Omniscience
Christian Weisgerber
naddy at mips.inka.de
Sat Jul 28 14:48:03 UTC 2001
Leo A. Connolly <connolly at memphis.edu> wrote:
> 2. Many millions of German speakers realize /v/ (written <w> or, in
> foreign words,
> <v>) as a voiced bilabial fricative. These speakers then lack the
> voiced labiodental fricative, even though they have a voiceless
> labiodental /f/ written <f> or <v>. I know of no German speakers who
> realize German /v/ as [w], or who have a prevocalic [w] of any sort in
> their language.
> 3. Germans who possess [v] can, of course, handle initial English /v/
> just fine with no special effort. Those who use the bilabial fricative
> cannot. And neither group does well with English /w/; without extensive
> practice, they produce [v] or the bilabial fricative for that one too.
I would like to add some personal facts to the debate:
(a) When speaking English, I also suffer from substituting /w/ for /v/
at least sometimes. People have made fun of me about this and
pointed out that I was saying e.g. "wideo" instead of "video".
(b) I do NOT realize /v/ as a bilabial in my native German, I use
plain [v].
(c) Although [w] doesn't exist in my native speech, I think I've learned
it without much trouble. I have no problem distinguishing /v/ and
/w/ in English.
So how come I end up with confusing /w/ and /v/ in my pronunciation?

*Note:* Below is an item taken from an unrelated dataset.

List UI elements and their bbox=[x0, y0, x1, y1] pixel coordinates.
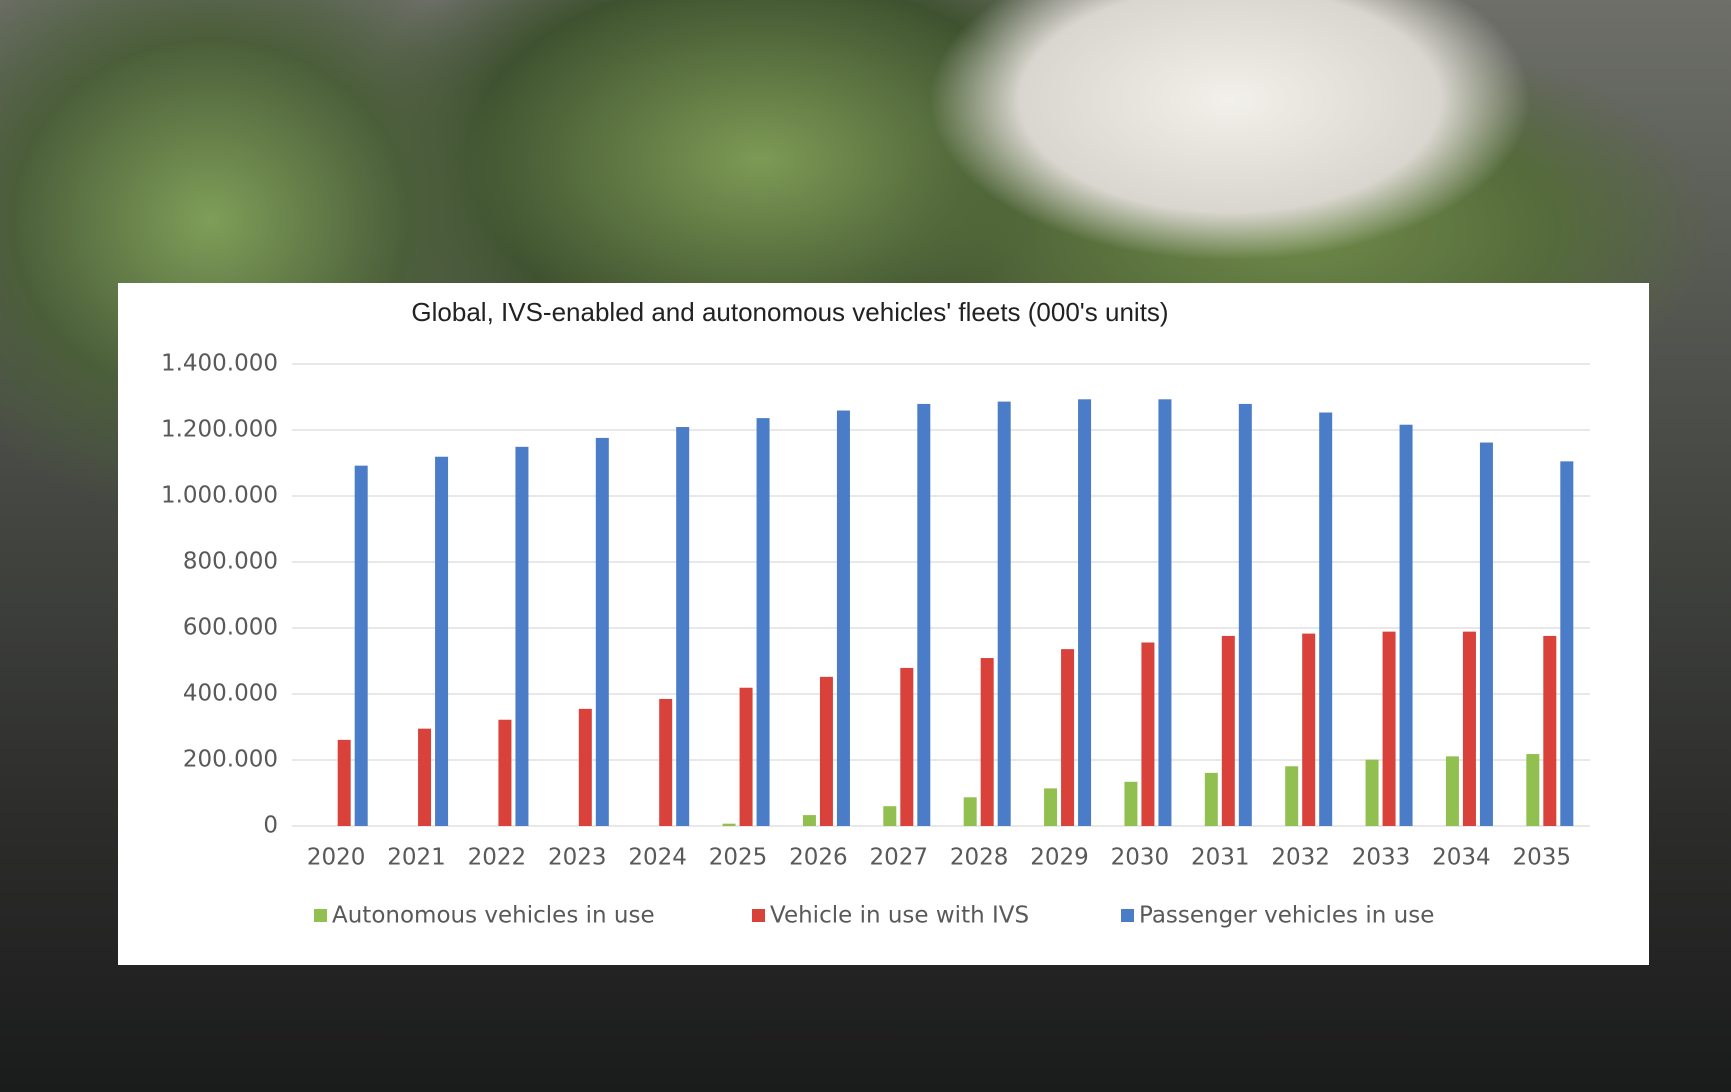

(Nobody has ever told me that I substitute /v/ for /w/, but I suppose
it happens, too.)
There are many Germanic cognate words that have /v/ in German and
/w/ in English, e.g. the question words/relative pronouns and various
words such as, well, "word", "water", etc. I suspect this leads
straightforward to overcompensation. On the other hand, there are
many Latin-derived cognates that have /v/ in both languages. If a
single phoneme must be mapped to two different phonemes in cognate
words, it shouldn't come as a surprise that much confusion results.